Integrating Fractions: Understanding How to Integrate 2+3sin^2x/5sin^2x

[Cmertin]

I'm having some problems integrating fractions. If you could help me understand it, that would be great.

Homework Statement

$$\int\frac{2+3sin^{2}x}{5sin^{2}x}$$

Homework Equations

$$\int(x)dx=\frac{x^{n+1}}{n+1}$$

The Attempt at a Solution

$$\frac{2+3sin^{2}x}{5sin^{2}x}=\frac{1}{5}(\frac{2}{sin^{2}x}+\frac{3sin^{2}x}{sin^{2}x})$$

$$=\frac{1}{5}(\frac{2}{sin^{2}x}+\frac{3sin^{2}x}{sin^{2}x})$$

$$=\frac{1}{5}(\frac{2}{sin^{2}x}+3)$$

$$\frac{1}{5}\int\frac{2}{sin^{2}x}+3 dx=\frac{1}{5}(\frac{-2}{sin(x)cos(x)}+3x)+C$$

This is wrong though because the answer is supposed to be:
$$\frac{1}{5}(3x-2cot(x))$$

What did I do wrong?

 

[vela]

How did you go from

$$\int \frac{1}{\sin^2 x}\,dx$$

to

$$-\frac{1}{\sin x\cos x}$$

 

[Cmertin]

How did you go from

$$\int \frac{1}{\sin^2 x}\,dx$$

to

$$-\frac{1}{\sin x\cos x}$$

Actually, now that I look at it that doesn't make sense. But I'm still stuck and can't figure out the steps before the answer...
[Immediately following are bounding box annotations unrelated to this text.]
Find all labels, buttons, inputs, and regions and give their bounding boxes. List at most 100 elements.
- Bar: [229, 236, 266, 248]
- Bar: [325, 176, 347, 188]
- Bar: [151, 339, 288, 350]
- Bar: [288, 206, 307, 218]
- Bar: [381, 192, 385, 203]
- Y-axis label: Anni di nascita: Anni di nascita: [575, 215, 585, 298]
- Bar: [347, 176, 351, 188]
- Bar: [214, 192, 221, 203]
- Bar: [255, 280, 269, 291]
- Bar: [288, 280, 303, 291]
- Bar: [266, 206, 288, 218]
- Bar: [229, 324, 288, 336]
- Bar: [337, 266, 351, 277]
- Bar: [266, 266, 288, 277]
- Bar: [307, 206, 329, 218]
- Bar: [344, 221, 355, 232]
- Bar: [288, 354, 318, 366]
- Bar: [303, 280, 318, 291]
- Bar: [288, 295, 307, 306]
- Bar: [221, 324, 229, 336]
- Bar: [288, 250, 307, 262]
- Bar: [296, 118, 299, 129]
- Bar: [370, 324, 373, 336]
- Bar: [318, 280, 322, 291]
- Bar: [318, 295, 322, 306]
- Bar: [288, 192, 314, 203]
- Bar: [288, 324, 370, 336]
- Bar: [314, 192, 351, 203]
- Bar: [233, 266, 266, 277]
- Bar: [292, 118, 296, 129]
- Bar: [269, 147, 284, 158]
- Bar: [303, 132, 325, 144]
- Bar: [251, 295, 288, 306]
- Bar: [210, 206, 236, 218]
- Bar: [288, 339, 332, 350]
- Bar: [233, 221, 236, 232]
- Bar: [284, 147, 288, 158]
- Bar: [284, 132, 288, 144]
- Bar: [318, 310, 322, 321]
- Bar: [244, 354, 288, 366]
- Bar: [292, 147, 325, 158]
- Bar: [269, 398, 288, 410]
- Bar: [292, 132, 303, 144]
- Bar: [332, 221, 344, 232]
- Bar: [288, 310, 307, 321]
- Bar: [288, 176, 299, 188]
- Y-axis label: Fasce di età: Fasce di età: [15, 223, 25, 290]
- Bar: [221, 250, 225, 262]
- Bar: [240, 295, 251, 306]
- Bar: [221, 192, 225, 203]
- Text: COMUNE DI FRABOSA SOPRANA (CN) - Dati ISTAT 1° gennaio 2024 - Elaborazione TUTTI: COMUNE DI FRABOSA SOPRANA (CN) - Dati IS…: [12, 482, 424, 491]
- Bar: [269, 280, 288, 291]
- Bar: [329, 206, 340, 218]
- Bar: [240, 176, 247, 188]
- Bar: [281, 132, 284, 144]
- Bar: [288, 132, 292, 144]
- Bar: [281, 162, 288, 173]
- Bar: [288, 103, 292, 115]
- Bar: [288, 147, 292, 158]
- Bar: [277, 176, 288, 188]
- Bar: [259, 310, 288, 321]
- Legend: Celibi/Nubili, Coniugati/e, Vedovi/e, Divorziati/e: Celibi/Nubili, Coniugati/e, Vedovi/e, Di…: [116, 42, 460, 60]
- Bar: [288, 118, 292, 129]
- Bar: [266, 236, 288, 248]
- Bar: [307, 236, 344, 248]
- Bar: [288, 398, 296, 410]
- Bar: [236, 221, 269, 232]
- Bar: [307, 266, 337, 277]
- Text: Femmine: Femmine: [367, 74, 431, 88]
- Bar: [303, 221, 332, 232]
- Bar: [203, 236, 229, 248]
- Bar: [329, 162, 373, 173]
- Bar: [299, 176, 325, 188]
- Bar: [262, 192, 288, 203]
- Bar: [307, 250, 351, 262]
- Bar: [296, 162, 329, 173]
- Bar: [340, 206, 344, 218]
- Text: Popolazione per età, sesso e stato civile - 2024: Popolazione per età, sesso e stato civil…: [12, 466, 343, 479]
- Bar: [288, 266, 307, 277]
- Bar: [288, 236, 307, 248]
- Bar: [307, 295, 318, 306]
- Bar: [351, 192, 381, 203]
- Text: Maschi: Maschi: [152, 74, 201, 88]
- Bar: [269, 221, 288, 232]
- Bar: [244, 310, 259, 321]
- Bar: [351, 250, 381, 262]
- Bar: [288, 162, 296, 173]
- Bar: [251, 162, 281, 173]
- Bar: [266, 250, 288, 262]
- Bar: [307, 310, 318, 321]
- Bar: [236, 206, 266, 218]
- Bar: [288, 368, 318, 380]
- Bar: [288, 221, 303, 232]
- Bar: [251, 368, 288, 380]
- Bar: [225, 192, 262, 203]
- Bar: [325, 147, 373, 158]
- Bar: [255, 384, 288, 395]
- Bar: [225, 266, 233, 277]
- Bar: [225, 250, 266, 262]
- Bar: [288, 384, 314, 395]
$$\frac{1}{5}\int\frac{2}{sin^{2}x}+3 dx=?$$

 

[vela]

Hint: 1/sin x = csc x.

 

[Cmertin]

Hint: 1/sin x = csc x.

$$\frac{1}{5}\int\frac{2}{sin^{2}x}+3 dx$$

$$=\frac{1}{5}(3x+\int\frac{2}{sin^{2}x}dx)$$

$$=\frac{1}{5}(3x+2csc^{2}x)$$But the answer is:
$$\frac{1}{5}(3x-2cot(x))$$
Found here

I have no idea where they got cotan from.

 

[Mentallic]

$$\frac{1}{5}\int\frac{2}{sin^{2}x}+3 dx$$

$$=\frac{1}{5}(3x+\int\frac{2}{sin^{2}x}dx)$$

$$=\frac{1}{5}(3x+2csc^{2}x)$$But the answer is:
$$\frac{1}{5}(3x-2cot(x))$$
Found here

I have no idea where they got cotan from.
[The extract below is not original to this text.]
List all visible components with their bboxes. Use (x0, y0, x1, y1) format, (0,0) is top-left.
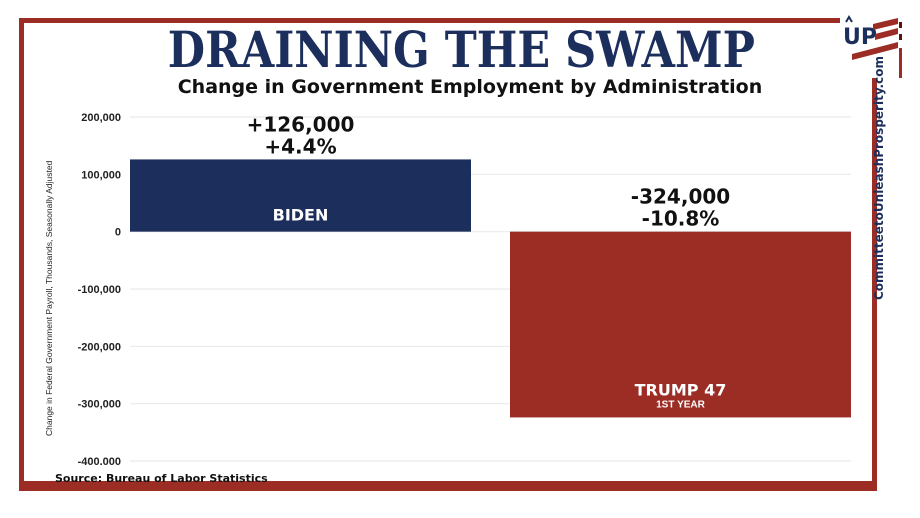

You never took the integral of the csc²(x). Take the derivative of tan(x) and see what you get.

 

[Mark44]

To elaborate a bit on what Mentallic said, this is what you did:
$$\int \frac{2}{sin^2(x)}dx~=~\int 2~csc^2(x) dx~=~2csc^2(x)$$

If only integration were that simple!

 

[Cmertin]

You never took the integral of the csc²(x). Take the derivative of tan(x) and see what you get.
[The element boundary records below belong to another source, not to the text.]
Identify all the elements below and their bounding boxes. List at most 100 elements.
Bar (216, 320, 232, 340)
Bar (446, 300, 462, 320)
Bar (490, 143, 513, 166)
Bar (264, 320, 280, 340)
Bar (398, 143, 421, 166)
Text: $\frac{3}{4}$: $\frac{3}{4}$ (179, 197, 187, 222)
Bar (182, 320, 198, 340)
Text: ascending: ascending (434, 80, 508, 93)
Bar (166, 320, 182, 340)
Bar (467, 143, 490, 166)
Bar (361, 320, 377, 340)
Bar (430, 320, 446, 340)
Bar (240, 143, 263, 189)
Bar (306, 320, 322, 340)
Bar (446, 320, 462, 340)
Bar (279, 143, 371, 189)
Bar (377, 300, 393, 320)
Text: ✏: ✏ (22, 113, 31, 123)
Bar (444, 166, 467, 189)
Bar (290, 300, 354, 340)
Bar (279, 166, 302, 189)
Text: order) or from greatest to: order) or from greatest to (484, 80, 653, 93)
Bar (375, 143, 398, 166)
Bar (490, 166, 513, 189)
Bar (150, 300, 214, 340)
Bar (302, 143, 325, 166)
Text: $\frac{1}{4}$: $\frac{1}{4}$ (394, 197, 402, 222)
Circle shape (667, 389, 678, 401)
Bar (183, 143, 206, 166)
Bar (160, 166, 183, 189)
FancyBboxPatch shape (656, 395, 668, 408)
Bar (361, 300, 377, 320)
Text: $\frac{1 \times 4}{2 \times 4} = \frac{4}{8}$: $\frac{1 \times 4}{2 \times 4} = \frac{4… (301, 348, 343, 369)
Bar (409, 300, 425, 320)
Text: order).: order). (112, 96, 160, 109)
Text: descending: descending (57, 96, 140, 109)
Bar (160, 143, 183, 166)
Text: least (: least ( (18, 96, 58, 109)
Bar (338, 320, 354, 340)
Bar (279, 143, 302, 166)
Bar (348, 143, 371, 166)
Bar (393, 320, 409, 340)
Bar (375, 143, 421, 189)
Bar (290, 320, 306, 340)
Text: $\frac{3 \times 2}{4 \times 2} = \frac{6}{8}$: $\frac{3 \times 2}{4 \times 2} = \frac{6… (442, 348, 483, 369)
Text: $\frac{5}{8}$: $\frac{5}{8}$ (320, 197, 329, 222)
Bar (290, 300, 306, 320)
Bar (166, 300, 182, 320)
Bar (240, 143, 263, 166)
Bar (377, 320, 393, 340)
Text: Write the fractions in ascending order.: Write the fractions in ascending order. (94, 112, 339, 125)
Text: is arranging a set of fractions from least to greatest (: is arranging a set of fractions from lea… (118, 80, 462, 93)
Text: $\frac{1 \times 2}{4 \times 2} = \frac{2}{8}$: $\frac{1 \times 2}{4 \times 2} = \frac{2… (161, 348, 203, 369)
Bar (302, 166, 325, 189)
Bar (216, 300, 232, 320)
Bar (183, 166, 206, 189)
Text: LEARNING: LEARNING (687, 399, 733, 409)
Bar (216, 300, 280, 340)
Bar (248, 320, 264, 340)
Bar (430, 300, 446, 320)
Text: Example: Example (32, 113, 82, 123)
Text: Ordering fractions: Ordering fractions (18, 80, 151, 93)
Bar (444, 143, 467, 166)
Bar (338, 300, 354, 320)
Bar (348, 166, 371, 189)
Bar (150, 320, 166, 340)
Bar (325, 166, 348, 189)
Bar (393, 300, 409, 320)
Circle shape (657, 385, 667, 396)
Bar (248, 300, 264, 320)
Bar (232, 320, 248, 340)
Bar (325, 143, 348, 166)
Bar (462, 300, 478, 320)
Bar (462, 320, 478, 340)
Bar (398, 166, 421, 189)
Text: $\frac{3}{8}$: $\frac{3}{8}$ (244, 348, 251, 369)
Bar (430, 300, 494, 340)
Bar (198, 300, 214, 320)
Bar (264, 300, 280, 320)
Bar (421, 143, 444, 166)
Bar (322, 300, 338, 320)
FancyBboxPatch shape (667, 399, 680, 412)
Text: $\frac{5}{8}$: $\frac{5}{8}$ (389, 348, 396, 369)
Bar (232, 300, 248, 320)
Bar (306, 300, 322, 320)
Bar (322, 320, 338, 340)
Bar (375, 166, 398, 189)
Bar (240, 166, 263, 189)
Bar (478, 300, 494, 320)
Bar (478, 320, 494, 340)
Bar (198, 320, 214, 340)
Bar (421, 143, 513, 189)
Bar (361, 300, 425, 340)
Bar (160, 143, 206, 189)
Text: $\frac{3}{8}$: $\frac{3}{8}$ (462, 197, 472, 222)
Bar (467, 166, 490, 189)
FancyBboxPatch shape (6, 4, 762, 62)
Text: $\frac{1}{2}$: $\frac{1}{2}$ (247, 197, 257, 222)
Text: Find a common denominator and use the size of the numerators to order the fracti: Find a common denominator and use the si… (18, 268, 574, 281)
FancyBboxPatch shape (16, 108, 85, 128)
Ah, the integral of csc²(x) is -cot(x). That's where my mistake was. Thanks.

 

[Cmertin]

To elaborate a bit on what Mentallic said, this is what you did:
$$\int \frac{2}{sin^2(x)}dx~=~\int 2~csc^2(x) dx~=~2csc^2(x)$$

If only integration were that simple!

Yea, I wish it was that simple :P Thanks for the clarification.